Whatever the nose is, I’m intrigued.
Is it guava? Lychee? Durian with the volume turned down?
In part this is why South American wines intrigue me so much; there’s no telling what will come pouring out of the bottle.
Whatever that nose emulates, it doesn’t follow through to the palate, which is possibly even a small disappointment, because if it did, we might have discovered an entirely new sub-branch of chardonnay wine-making.
As it is, the palate is just fine.
This is no juicy chardonnay, it’s way more earthy than that. There’s a certain solidity to the fruit, a kind of yeoman quality that stands unmoved by what it should taste like.

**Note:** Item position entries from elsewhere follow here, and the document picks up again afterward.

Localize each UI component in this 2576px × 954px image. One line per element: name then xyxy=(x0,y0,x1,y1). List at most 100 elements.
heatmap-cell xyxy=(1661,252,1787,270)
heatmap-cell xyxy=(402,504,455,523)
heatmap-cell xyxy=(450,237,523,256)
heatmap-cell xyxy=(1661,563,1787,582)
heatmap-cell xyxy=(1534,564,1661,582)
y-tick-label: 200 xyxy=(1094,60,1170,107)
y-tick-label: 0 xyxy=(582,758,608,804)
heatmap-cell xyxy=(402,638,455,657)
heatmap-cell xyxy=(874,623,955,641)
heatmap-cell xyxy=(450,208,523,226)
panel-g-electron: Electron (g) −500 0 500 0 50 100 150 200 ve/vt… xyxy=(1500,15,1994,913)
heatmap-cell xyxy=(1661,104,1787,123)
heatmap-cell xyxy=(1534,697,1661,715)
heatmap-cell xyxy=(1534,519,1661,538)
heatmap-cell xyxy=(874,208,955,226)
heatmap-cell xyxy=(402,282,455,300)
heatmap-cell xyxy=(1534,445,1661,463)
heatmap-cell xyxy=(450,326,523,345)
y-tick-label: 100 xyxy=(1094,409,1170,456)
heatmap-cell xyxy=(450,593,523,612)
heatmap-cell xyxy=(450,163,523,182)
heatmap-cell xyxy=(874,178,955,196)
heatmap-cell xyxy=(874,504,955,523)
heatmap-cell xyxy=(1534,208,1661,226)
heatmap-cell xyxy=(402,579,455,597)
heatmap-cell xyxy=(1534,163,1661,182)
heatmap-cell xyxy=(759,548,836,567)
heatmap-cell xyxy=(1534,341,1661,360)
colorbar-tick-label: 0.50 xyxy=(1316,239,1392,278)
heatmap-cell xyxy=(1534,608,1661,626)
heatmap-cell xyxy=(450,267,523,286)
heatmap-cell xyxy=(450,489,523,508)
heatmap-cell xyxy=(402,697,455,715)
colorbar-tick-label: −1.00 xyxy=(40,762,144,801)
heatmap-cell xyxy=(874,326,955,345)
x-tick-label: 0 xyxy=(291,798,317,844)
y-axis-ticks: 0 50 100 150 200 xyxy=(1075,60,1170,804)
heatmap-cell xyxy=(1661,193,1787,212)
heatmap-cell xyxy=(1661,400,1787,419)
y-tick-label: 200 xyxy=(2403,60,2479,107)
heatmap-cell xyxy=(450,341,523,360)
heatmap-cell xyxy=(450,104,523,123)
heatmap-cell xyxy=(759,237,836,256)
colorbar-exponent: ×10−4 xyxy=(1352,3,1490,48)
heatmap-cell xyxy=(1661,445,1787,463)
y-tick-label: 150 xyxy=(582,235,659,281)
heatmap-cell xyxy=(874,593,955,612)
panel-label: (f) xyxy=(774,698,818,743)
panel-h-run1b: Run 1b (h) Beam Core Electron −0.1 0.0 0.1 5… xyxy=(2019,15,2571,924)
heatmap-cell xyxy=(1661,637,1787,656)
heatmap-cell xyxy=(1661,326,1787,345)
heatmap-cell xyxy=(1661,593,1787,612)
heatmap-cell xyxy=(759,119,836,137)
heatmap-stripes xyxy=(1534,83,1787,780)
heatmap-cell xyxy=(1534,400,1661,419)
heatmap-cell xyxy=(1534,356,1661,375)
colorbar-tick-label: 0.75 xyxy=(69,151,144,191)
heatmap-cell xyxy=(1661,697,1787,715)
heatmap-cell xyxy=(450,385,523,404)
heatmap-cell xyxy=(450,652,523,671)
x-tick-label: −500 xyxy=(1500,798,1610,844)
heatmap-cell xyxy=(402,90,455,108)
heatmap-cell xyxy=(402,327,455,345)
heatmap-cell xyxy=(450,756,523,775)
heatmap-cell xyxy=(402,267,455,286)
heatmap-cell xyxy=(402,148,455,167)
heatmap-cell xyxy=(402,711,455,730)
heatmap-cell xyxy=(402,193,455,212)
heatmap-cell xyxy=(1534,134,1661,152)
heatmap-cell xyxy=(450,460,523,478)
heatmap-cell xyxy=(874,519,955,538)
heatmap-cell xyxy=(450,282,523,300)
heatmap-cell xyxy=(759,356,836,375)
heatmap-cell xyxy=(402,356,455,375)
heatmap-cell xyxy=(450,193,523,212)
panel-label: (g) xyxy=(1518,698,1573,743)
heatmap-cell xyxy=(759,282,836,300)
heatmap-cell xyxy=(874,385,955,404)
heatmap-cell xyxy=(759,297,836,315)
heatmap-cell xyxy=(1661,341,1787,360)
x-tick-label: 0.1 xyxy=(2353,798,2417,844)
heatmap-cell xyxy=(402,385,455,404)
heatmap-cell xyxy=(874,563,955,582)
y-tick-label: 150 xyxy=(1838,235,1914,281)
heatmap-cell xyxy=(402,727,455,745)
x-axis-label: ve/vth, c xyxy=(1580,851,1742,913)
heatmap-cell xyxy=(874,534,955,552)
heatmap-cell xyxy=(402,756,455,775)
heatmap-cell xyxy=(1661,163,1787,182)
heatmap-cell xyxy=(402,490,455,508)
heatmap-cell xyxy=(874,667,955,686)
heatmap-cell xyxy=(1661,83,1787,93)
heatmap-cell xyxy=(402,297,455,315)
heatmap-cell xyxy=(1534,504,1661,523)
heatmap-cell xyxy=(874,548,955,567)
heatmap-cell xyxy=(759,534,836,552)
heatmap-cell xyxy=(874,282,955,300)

One wonders at the winemakers in Chile. Here they have carefully tended fruit that is unlike that from anywhere else in the world, and they have to make the wine for sale. Of course they understand how Burgundy works, naturally they know California. They also know Australia and Washington. What to do? The bravest make stuff that the fruit tells them to; in keeping with the grapes, weather, people trilogy. Others will move along the emulation line, but these are thankfully few.
It’s embarrassing listening to wine salesmen deride wines like this. Yes, it’s low price, but no, it’s not low quality. If the thinking drinker’s logic is that the best wines ask more questions than they answer, this is a wine to consider.